Lent is an invitation to slowly and consciously awaken to all the inner parts that keep us from our abundant joyous selves. In every culture, there are ancient stories and myths that teach the necessity for everyone, at various times, to sit in the ashes. In the story of Cinderella, a name that literally means the little girl, puella in Latin, who sits in the ashes (cinders); the experience of a transformative inner reality is expressed.

The moral of the story is clearly metaphorical: Before you get to be beautiful, before you get to marry the prince or princess, before you get to go to the great feast, you must first spend some lonely time in the ashes, humbled, smudged, tending to duty, unglamorous, waiting. One can never become the servant leader or awakened sovereign without it. It’s part of the hero’s journey.
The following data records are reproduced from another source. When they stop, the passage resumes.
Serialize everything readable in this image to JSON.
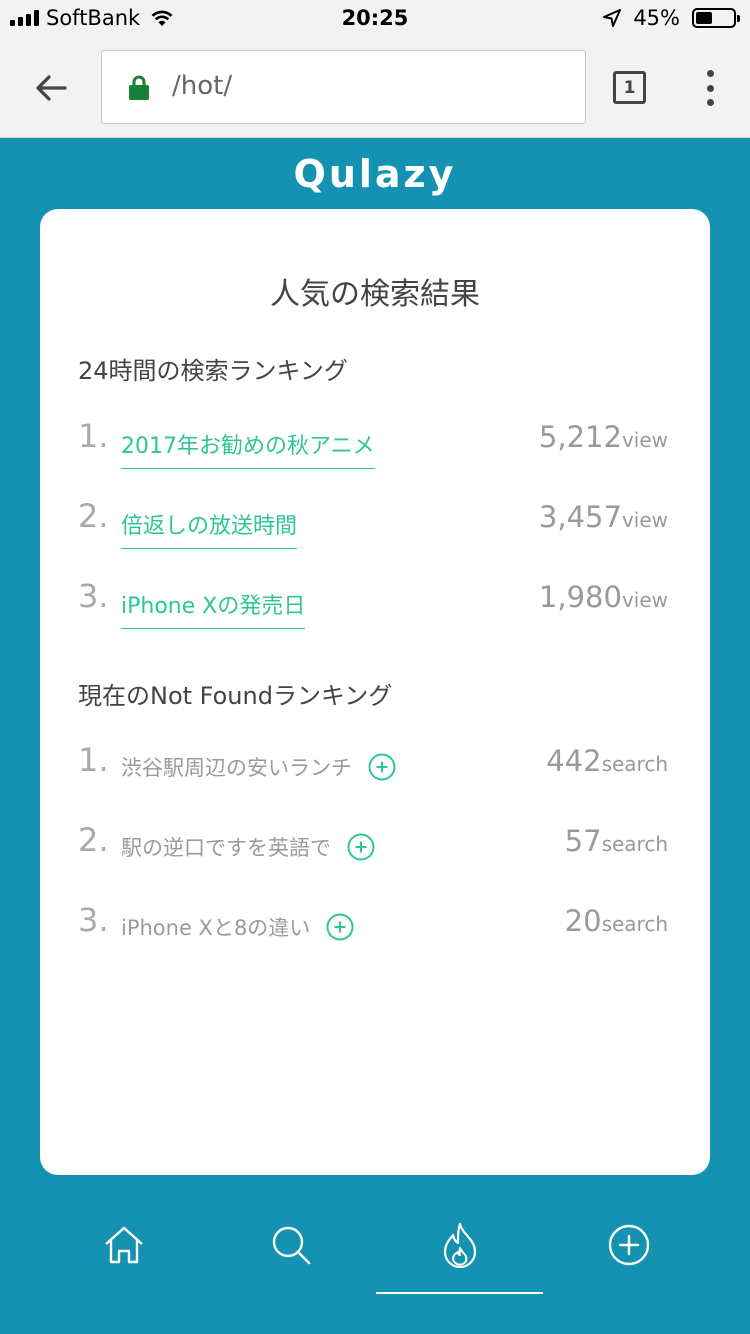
{
  "status_bar": {
    "carrier": "SoftBank",
    "time": "20:25",
    "battery": "45%",
    "battery_level": 0.45,
    "icons": [
      "signal-icon",
      "wifi-icon",
      "location-arrow-icon",
      "battery-icon"
    ]
  },
  "browser": {
    "url": "/hot/",
    "tab_count": "1",
    "icons": [
      "back-arrow-icon",
      "lock-icon",
      "tabs-icon",
      "menu-icon"
    ]
  },
  "app": {
    "logo": "Qulazy",
    "colors": {
      "brand": "#1592b1",
      "accent": "#2fc695",
      "muted": "#9a9a9a"
    }
  },
  "card": {
    "title": "人気の検索結果",
    "search_ranking": {
      "title": "24時間の検索ランキング",
      "items": [
        {
          "rank": "1.",
          "term": "2017年お勧めの秋アニメ",
          "value": "5,212",
          "unit": "view"
        },
        {
          "rank": "2.",
          "term": "倍返しの放送時間",
          "value": "3,457",
          "unit": "view"
        },
        {
          "rank": "3.",
          "term": "iPhone Xの発売日",
          "value": "1,980",
          "unit": "view"
        }
      ]
    },
    "not_found_ranking": {
      "title": "現在のNot Foundランキング",
      "items": [
        {
          "rank": "1.",
          "term": "渋谷駅周辺の安いランチ",
          "value": "442",
          "unit": "search"
        },
        {
          "rank": "2.",
          "term": "駅の逆口ですを英語で",
          "value": "57",
          "unit": "search"
        },
        {
          "rank": "3.",
          "term": "iPhone Xと8の違い",
          "value": "20",
          "unit": "search"
        }
      ]
    }
  },
  "bottom_nav": {
    "items": [
      "home-icon",
      "search-icon",
      "fire-icon",
      "add-icon"
    ],
    "active": "fire-icon"
  }
}
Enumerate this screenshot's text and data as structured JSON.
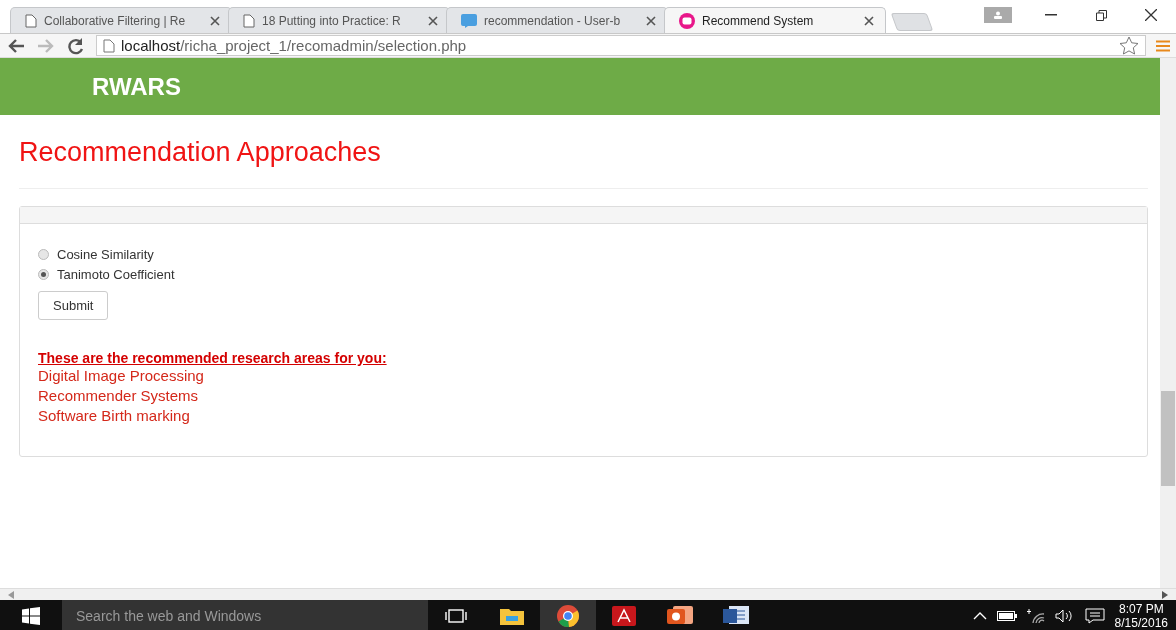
{
  "browser": {
    "tabs": [
      {
        "title": "Collaborative Filtering | Re",
        "kind": "page",
        "selected": false
      },
      {
        "title": "18 Putting into Practice: R",
        "kind": "page",
        "selected": false
      },
      {
        "title": "recommendation - User-b",
        "kind": "ds",
        "selected": false
      },
      {
        "title": "Recommend System",
        "kind": "w",
        "selected": true
      }
    ],
    "address": {
      "host": "localhost",
      "path": "/richa_project_1/recomadmin/selection.php"
    }
  },
  "page": {
    "brand": "RWARS",
    "heading": "Recommendation Approaches",
    "options": [
      {
        "label": "Cosine Similarity",
        "selected": false
      },
      {
        "label": "Tanimoto Coefficient",
        "selected": true
      }
    ],
    "submit": "Submit",
    "result_title": "These are the recommended research areas for you:",
    "results": [
      "Digital Image Processing",
      "Recommender Systems",
      "Software Birth marking"
    ]
  },
  "taskbar": {
    "search_placeholder": "Search the web and Windows",
    "time": "8:07 PM",
    "date": "8/15/2016"
  }
}
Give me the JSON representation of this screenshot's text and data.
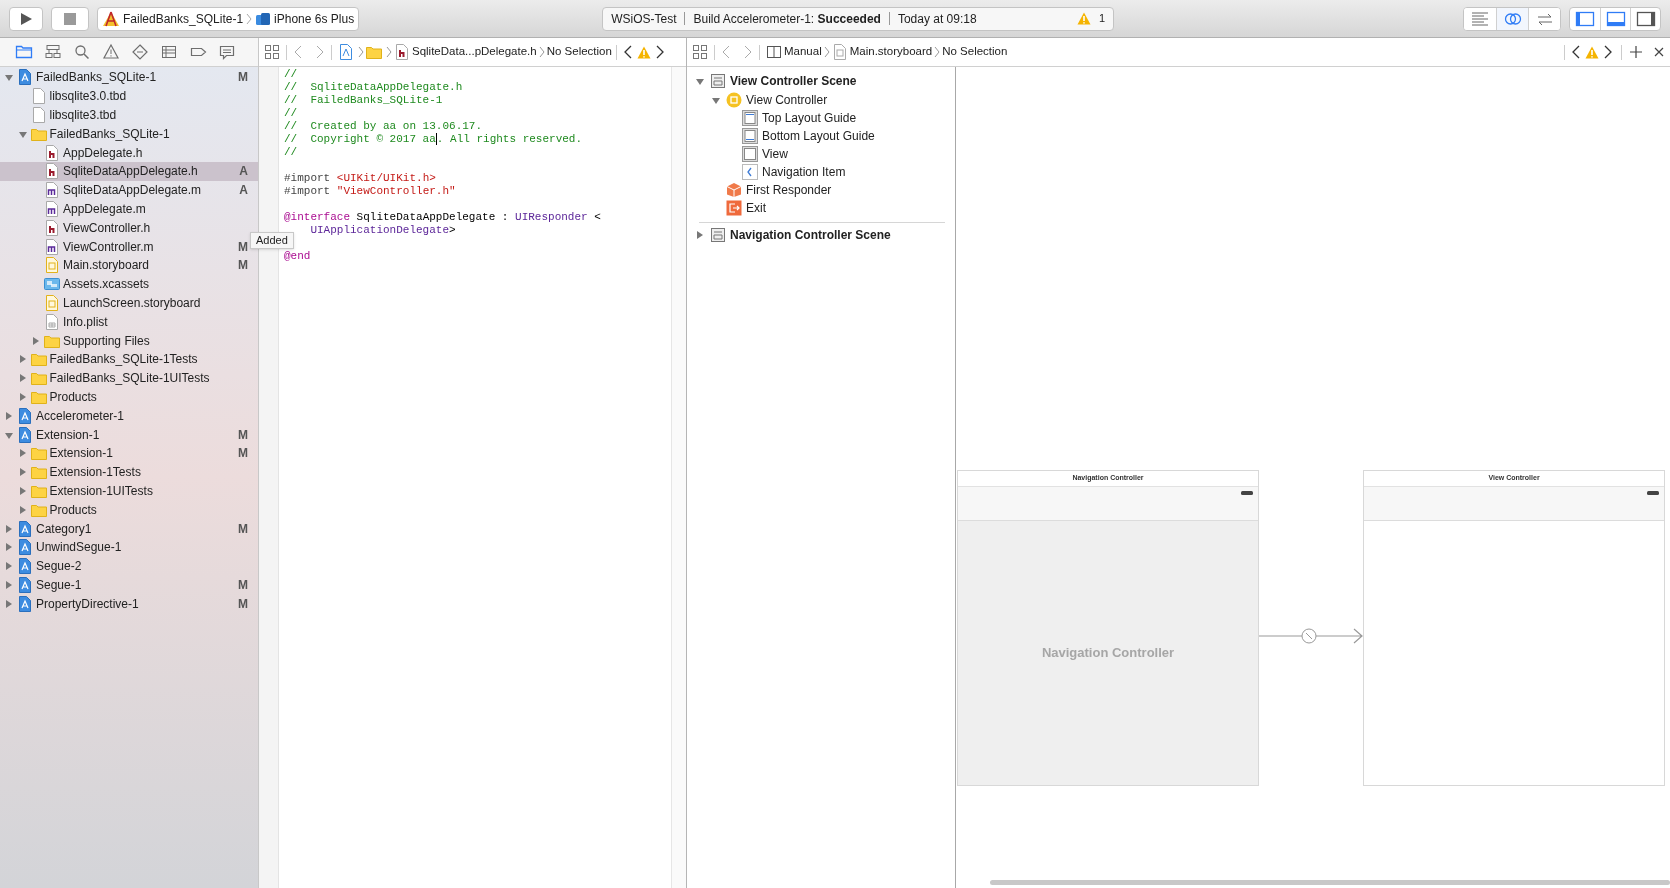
{
  "toolbar": {
    "scheme": {
      "project": "FailedBanks_SQLite-1",
      "device": "iPhone 6s Plus"
    },
    "activity": {
      "project": "WSiOS-Test",
      "status": "Build Accelerometer-1: **Succeeded**",
      "time": "Today at 09:18",
      "warning_count": "1"
    },
    "editor_modes": [
      {
        "kind": "standard",
        "selected": false
      },
      {
        "kind": "assistant",
        "selected": true
      },
      {
        "kind": "version",
        "selected": false
      }
    ],
    "panels": [
      {
        "kind": "navigator",
        "on": true
      },
      {
        "kind": "debug",
        "on": true
      },
      {
        "kind": "utilities",
        "on": false
      }
    ]
  },
  "navigator": {
    "tabs": [
      {
        "kind": "project",
        "selected": true
      },
      {
        "kind": "symbol",
        "selected": false
      },
      {
        "kind": "find",
        "selected": false
      },
      {
        "kind": "issue",
        "selected": false
      },
      {
        "kind": "test",
        "selected": false
      },
      {
        "kind": "debug",
        "selected": false
      },
      {
        "kind": "breakpoint",
        "selected": false
      },
      {
        "kind": "report",
        "selected": false
      }
    ],
    "tree": [
      {
        "label": "FailedBanks_SQLite-1",
        "kind": "project",
        "expanded": true,
        "selected": false,
        "badge": "M",
        "children": [
          {
            "label": "libsqlite3.0.tbd",
            "kind": "file",
            "selected": false
          },
          {
            "label": "libsqlite3.tbd",
            "kind": "file",
            "selected": false
          },
          {
            "label": "FailedBanks_SQLite-1",
            "kind": "folder",
            "expanded": true,
            "selected": false,
            "children": [
              {
                "label": "AppDelegate.h",
                "kind": "header",
                "selected": false
              },
              {
                "label": "SqliteDataAppDelegate.h",
                "kind": "header",
                "selected": true,
                "badge": "A"
              },
              {
                "label": "SqliteDataAppDelegate.m",
                "kind": "source",
                "selected": false,
                "badge": "A"
              },
              {
                "label": "AppDelegate.m",
                "kind": "source",
                "selected": false
              },
              {
                "label": "ViewController.h",
                "kind": "header",
                "selected": false
              },
              {
                "label": "ViewController.m",
                "kind": "source",
                "selected": false,
                "badge": "M"
              },
              {
                "label": "Main.storyboard",
                "kind": "storyboard",
                "selected": false,
                "badge": "M"
              },
              {
                "label": "Assets.xcassets",
                "kind": "assets",
                "selected": false
              },
              {
                "label": "LaunchScreen.storyboard",
                "kind": "storyboard",
                "selected": false
              },
              {
                "label": "Info.plist",
                "kind": "plist",
                "selected": false
              },
              {
                "label": "Supporting Files",
                "kind": "folder",
                "expanded": false,
                "selected": false
              }
            ]
          },
          {
            "label": "FailedBanks_SQLite-1Tests",
            "kind": "folder",
            "expanded": false,
            "selected": false
          },
          {
            "label": "FailedBanks_SQLite-1UITests",
            "kind": "folder",
            "expanded": false,
            "selected": false
          },
          {
            "label": "Products",
            "kind": "folder",
            "expanded": false,
            "selected": false
          }
        ]
      },
      {
        "label": "Accelerometer-1",
        "kind": "project",
        "expanded": false,
        "selected": false
      },
      {
        "label": "Extension-1",
        "kind": "project",
        "expanded": true,
        "selected": false,
        "badge": "M",
        "children": [
          {
            "label": "Extension-1",
            "kind": "folder",
            "expanded": false,
            "selected": false,
            "badge": "M"
          },
          {
            "label": "Extension-1Tests",
            "kind": "folder",
            "expanded": false,
            "selected": false
          },
          {
            "label": "Extension-1UITests",
            "kind": "folder",
            "expanded": false,
            "selected": false
          },
          {
            "label": "Products",
            "kind": "folder",
            "expanded": false,
            "selected": false
          }
        ]
      },
      {
        "label": "Category1",
        "kind": "project",
        "expanded": false,
        "selected": false,
        "badge": "M"
      },
      {
        "label": "UnwindSegue-1",
        "kind": "project",
        "expanded": false,
        "selected": false
      },
      {
        "label": "Segue-2",
        "kind": "project",
        "expanded": false,
        "selected": false
      },
      {
        "label": "Segue-1",
        "kind": "project",
        "expanded": false,
        "selected": false,
        "badge": "M"
      },
      {
        "label": "PropertyDirective-1",
        "kind": "project",
        "expanded": false,
        "selected": false,
        "badge": "M"
      }
    ],
    "tooltip": "Added"
  },
  "editor": {
    "jump_bar": [
      {
        "kind": "project"
      },
      {
        "kind": "folder"
      },
      {
        "kind": "header",
        "label": "SqliteData...pDelegate.h"
      },
      {
        "kind": "text",
        "label": "No Selection"
      }
    ],
    "lines": [
      {
        "kind": "code",
        "tokens": [
          {
            "kind": "comment",
            "text": "//"
          }
        ]
      },
      {
        "kind": "code",
        "tokens": [
          {
            "kind": "comment",
            "text": "//  SqliteDataAppDelegate.h"
          }
        ]
      },
      {
        "kind": "code",
        "tokens": [
          {
            "kind": "comment",
            "text": "//  FailedBanks_SQLite-1"
          }
        ]
      },
      {
        "kind": "code",
        "tokens": [
          {
            "kind": "comment",
            "text": "//"
          }
        ]
      },
      {
        "kind": "code",
        "tokens": [
          {
            "kind": "comment",
            "text": "//  Created by aa on 13.06.17."
          }
        ]
      },
      {
        "kind": "code",
        "tokens": [
          {
            "kind": "comment",
            "text": "//  Copyright © 2017 aa",
            "caret_after": true
          },
          {
            "kind": "comment",
            "text": ". All rights reserved."
          }
        ]
      },
      {
        "kind": "code",
        "tokens": [
          {
            "kind": "comment",
            "text": "//"
          }
        ]
      },
      {
        "kind": "code",
        "gap_before": true,
        "tokens": [
          {
            "kind": "directive",
            "text": "#import "
          },
          {
            "kind": "string",
            "text": "<UIKit/UIKit.h>"
          }
        ]
      },
      {
        "kind": "code",
        "tokens": [
          {
            "kind": "directive",
            "text": "#import "
          },
          {
            "kind": "string",
            "text": "\"ViewController.h\""
          }
        ]
      },
      {
        "kind": "code",
        "gap_before": true,
        "tokens": [
          {
            "kind": "keyword",
            "text": "@interface"
          },
          {
            "kind": "plain",
            "text": " SqliteDataAppDelegate : "
          },
          {
            "kind": "type",
            "text": "UIResponder"
          },
          {
            "kind": "plain",
            "text": " <"
          }
        ]
      },
      {
        "kind": "code",
        "tokens": [
          {
            "kind": "type",
            "text": "    UIApplicationDelegate"
          },
          {
            "kind": "plain",
            "text": ">"
          }
        ]
      },
      {
        "kind": "code",
        "gap_before": true,
        "tokens": [
          {
            "kind": "keyword",
            "text": "@end"
          }
        ]
      }
    ]
  },
  "assistant": {
    "jump_bar": [
      {
        "kind": "split",
        "label": "Manual"
      },
      {
        "kind": "storyboard",
        "label": "Main.storyboard"
      },
      {
        "kind": "text",
        "label": "No Selection"
      }
    ],
    "outline": [
      {
        "label": "View Controller Scene",
        "kind": "scene",
        "expanded": true,
        "children": [
          {
            "label": "View Controller",
            "kind": "controller",
            "expanded": true,
            "children": [
              {
                "label": "Top Layout Guide",
                "kind": "top_guide"
              },
              {
                "label": "Bottom Layout Guide",
                "kind": "bottom_guide"
              },
              {
                "label": "View",
                "kind": "view"
              },
              {
                "label": "Navigation Item",
                "kind": "nav_item"
              }
            ]
          },
          {
            "label": "First Responder",
            "kind": "responder"
          },
          {
            "label": "Exit",
            "kind": "exit"
          }
        ]
      },
      {
        "label": "Navigation Controller Scene",
        "kind": "scene",
        "expanded": false
      }
    ],
    "scenes": [
      {
        "kind": "navigation",
        "title": "Navigation Controller",
        "placeholder": "Navigation Controller"
      },
      {
        "kind": "view",
        "title": "View Controller"
      }
    ]
  }
}
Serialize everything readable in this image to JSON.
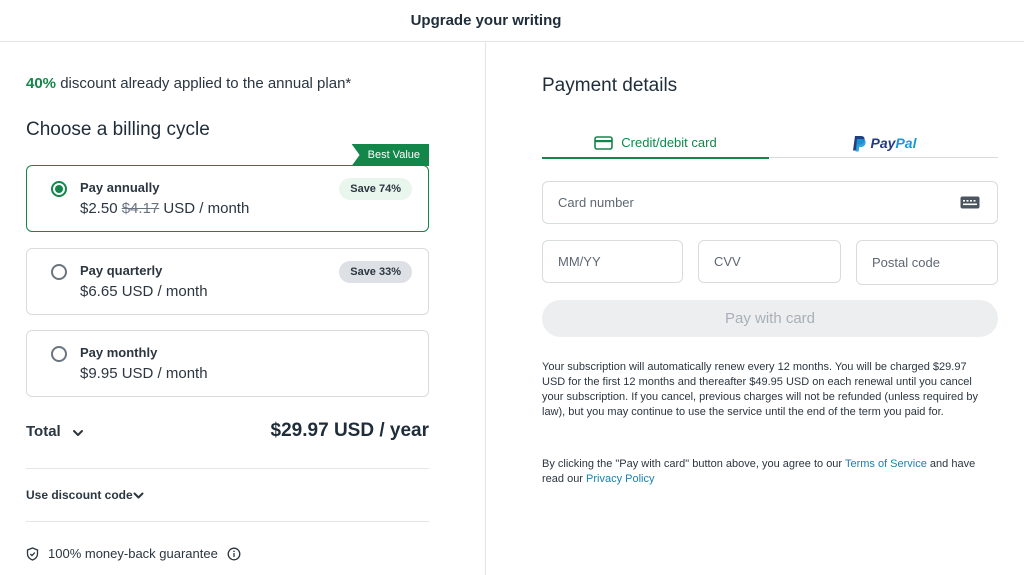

Do you ever wonder about the paradox of fasting and feasting? Could they be two parts of the same whole? Is it possible that we are being invited into a common celebration in which all the parts of ourselves are affirmed? What if the only fasting necessary to embrace the feast of Life was from fear, judgement, condemnation, spite and division?

Could it be that we’ve replaced the positive joyful emphasis of the wedding banquet with the negative sobriety of religious purity codes? Is it possible we’ve displaced the emphasis of loving, forgiving, and transforming with judging, grudging, and conforming?

For the next six weeks try expanding your heart, replace your frowns with smiles, and nurture your alienated parts back to Life. Try holding all things lightly and loving yourself in new ways so you can love others. The invitation’s here. Be of good cheer.